Matthew Emmons, USA Today

When the Super Bowl Wasn’t Aired Live on Local TV

This Sunday a world audience will be able to view the Super Bowl between the New England Patriots and Atlanta Falcons in Houston, Texas. However, it was not long ago when the big game and previous NFL championships were blacked out in the city of origin. Could you imagine not being able to watch the Superbowl within a 75 mile radius in Houston?

The TV blackout is somewhat archaic and a relic of another time in our television history. The NFL was notorious for blacking out its major championship games in host cities and it was a big deal to the fans way back when.

 

The 1952 NFL championship game was played at Briggs Stadium in Detroit against the Cleveland Browns. There were 54,577 people in the stands, but you were not able to watch the game locally in Detroit. Fans had to drive past that 75 mile ban to Toledo, Ohio, due to blackout restrictions.

 

NFL commissioner Bert Bell would only allow the game to be televised locally if the Lions were able to secure a sponsor for the game and guarantee to refund money to any ticket purchaser who asked for it.
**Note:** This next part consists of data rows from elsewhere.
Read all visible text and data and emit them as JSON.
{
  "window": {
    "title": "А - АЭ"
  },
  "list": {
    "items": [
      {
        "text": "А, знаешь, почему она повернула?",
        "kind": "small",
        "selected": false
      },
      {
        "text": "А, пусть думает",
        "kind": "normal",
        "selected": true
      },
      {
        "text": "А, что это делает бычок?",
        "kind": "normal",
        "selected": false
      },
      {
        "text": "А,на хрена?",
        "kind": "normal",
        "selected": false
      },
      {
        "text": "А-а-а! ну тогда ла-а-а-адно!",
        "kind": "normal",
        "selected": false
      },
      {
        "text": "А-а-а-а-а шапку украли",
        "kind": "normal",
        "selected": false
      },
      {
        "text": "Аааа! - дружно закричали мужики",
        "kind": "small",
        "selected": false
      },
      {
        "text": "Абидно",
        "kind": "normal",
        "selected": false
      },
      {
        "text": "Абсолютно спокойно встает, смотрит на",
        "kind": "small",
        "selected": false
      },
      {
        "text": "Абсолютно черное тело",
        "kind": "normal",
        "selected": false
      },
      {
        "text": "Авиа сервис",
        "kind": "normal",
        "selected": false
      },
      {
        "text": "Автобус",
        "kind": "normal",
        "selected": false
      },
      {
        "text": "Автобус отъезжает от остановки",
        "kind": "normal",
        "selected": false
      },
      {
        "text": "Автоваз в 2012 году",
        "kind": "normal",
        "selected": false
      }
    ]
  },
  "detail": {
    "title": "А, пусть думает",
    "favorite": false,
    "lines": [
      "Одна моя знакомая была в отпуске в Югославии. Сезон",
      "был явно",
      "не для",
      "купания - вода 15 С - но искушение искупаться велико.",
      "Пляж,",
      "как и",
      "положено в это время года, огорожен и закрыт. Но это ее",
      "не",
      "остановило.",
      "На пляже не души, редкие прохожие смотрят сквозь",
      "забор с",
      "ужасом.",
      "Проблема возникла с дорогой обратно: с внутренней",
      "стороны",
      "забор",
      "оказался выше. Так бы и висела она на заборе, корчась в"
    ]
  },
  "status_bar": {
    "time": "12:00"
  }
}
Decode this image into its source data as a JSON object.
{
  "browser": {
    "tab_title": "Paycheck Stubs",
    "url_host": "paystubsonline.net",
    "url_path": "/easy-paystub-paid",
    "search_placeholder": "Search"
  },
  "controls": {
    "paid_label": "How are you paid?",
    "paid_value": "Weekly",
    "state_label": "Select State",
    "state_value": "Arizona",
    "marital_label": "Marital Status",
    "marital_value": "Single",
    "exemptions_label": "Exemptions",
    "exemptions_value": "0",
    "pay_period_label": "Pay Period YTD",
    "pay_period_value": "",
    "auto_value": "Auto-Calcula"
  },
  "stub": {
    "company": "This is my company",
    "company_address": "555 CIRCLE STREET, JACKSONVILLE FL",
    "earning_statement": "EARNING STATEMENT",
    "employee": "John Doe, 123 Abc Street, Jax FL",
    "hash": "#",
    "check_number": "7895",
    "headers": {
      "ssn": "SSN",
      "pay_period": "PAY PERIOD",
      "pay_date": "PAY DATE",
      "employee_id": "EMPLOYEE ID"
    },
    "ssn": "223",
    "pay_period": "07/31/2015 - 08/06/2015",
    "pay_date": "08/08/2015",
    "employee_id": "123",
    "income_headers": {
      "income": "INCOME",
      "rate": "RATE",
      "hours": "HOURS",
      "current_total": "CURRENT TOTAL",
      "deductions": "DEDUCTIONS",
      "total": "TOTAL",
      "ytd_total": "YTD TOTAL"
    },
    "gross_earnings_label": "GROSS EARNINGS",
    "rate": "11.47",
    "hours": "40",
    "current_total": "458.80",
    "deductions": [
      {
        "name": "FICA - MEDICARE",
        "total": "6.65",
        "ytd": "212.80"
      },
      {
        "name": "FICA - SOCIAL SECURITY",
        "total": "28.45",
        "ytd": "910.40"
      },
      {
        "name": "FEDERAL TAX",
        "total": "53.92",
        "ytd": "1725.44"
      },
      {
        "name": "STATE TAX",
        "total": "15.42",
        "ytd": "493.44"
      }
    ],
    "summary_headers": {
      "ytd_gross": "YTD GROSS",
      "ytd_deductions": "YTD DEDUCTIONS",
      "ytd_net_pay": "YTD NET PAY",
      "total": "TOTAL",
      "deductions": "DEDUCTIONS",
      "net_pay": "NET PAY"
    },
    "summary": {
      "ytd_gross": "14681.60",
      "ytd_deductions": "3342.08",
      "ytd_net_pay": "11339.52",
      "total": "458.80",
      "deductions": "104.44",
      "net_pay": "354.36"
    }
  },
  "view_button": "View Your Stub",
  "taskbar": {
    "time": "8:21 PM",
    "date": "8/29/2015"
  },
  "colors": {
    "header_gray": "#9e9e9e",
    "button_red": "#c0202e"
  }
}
Lions GM Nick Kerbawy said that there was no sponsor willing to handle the TV and the game was blackout.  

 

Six years later, the game of the century and the one that put professional football on the map was played in front of a sold out Yankee Stadium between the New York Giants and Baltimore Colts was also blacked out in the New York market.

 

Fans fled the city in exodus to hotels and saloons in New Haven, Connecticut; South Jersey; and Schenectady, New York to watch the game live at bars, hotels, and friends’ homes. Giants fans would continue the practice of packing hotels and motels throughout the 1960’s and early 1970’s.

 

The NFL would black out all home games in the city of origin during the regular season and all championship games and Super Bowls in the host city until 1972. The new rule indicated that the game had to be sold out within 72 hours in order to be televised locally.

 

That meant than the Philadelphia Eagles championship victory over the Packers in 1960 wasn’t seen live in Philadelphia, unless you were one of the 67,325 people in attendance at Franklin Field.

 

The blackout also prevented Cleveland Browns fans from watching the last championship victory in club history four years later in 1964. There were 79,544 people on hand at Cleveland Stadium, but if you wanted to watch it on TV, you had to travel outside the market to motels and hotels in Toledo, Columbus, or Erie, Pennsylvania.

 

The only possibility of watching the game in the area from the comfort of your home on your Zenith wood framed TV set with basket weave doors was to play with the antenna in hopes of picking up the game from the CBC feed in London, Ontario.

 

There were also blackouts in the American Football League for its championship games. The 1968 contest between the New York Jets and Oakland Raiders from Shea Stadium kicked off at 1 p.m., and was only seen on tape delay after the local news aired at 11:30 at night.

 

When the Super Bowl displaced the NFL championship games, the games were blacked out in the host city. Super Bowl III held in Miami between the New York Jets and Baltimore Colts was blackout for a 75 mile radius, including in the Bahamas.

 

When the game returned two years later, 75,000 Floridians signed petitions protesting the blackout. NFL commissioner Pete Rozelle’s opinion at the time was that ticket sales for future Super Bowls would suffer if the fans felt they could avoid paying for a stadium seat and watch the game on television for free.

 

Rozelle agreed to lift the blackout for Super Bowl VII on an "experimental basis", if the game sold-out ten or more days in advance. It did, as with every other game since, and for the first time, fans in the host city were able to watch the game live on TV.


Today, millions of people have the opportunity to enjoy the Super Bowl from their homes along with friends and family members. Super Bowl parties are now a common tradition and reason to invite people over to your homes and perhaps call sick into work the next day.